Nei giorni scorsi, come accennato, l’organizzazione ha negato l’invito a una delegazione taiwanese come osservatore della riunione annuale, status concesso tra il 2009 e il 2016, quando l’amministrazione di Taipei era guidata Ma Ying-jeou – presidente del Kuomintang, autore sotto la sua presidenza dei più importanti accordi commerciali e turistici con la Cina. Dal 2017, Pechino ha usato anche l’esclusione dall’Oms come forma di coercizione contro il mandato dell’autonomista Tsai Ing-wen, posizione reiterata per tutti questi sette anni e a maggior ragione adesso con Lai Ching-te, dato che l’attuale presidente si posiziona sulla scia di colei che l’ha preceduto (e di cui era vice).
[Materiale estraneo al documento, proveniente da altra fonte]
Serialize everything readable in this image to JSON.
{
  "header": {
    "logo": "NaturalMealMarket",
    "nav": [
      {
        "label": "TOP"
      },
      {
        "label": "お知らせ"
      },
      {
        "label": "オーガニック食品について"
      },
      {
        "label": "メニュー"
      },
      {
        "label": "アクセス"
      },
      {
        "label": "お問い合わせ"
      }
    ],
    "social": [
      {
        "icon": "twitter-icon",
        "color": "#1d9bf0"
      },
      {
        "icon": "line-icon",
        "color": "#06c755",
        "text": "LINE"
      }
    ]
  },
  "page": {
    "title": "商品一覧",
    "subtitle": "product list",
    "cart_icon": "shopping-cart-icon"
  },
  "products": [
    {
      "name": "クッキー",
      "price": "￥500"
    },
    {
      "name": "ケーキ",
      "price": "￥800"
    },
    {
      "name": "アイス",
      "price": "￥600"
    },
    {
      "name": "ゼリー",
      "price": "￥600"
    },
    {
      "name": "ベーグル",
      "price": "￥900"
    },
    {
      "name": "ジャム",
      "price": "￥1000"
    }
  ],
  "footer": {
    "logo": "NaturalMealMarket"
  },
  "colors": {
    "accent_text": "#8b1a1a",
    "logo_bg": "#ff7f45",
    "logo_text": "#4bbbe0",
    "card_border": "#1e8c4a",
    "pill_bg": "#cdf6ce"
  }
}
Anzi, Lai ha già messo in chiaro che uno dei grandi obiettivi della sua presidenza sarà la volontà di aumentare la rappresentanza internazionale di Taiwan.
“Dovremmo schierarci insieme e impressionare la Repubblica popolare cinese sulla pace e la stabilità e dobbiamo aver chiaro che è in ballo la prosperità della regione, perché la pace e la stabilità di Taiwan significano pace e la prosperità dell’Indo-Pacifico”, chiosa Li, che su questo sottolinea anche un recente passaggio italiano. La presenza di una delegazione partita da Roma per prendere parte all’inaugurazione di Lai — composta dai vicepresidenti del Senato Gianmarco Centinaio (intervistato a Taipei da Gabriele Carrer) e Licia Ronzulli, e dalla senatrice Daniela Ternullo — è stata “molto apprezzata dai taiwanesi”.
È il valore della cosiddetta “parliamentary diplomacy”. Questo genere di contatti guidati da gruppi di parlamentari creano legami, la rendono non isolata ma parte degli scambi internazionali. E anche per questo sono detestati dalla Cina. “Facciamo un sacco di attività per condividere le nostre esperienze e competenze in modo che la Comunità internazionale apprezzi di più il nostro contributo e vorremmo che vi venisse offerta l’opportunità: Taiwan non può solo aiutare, ma anche essere in qualche modo leader”, commenta Li.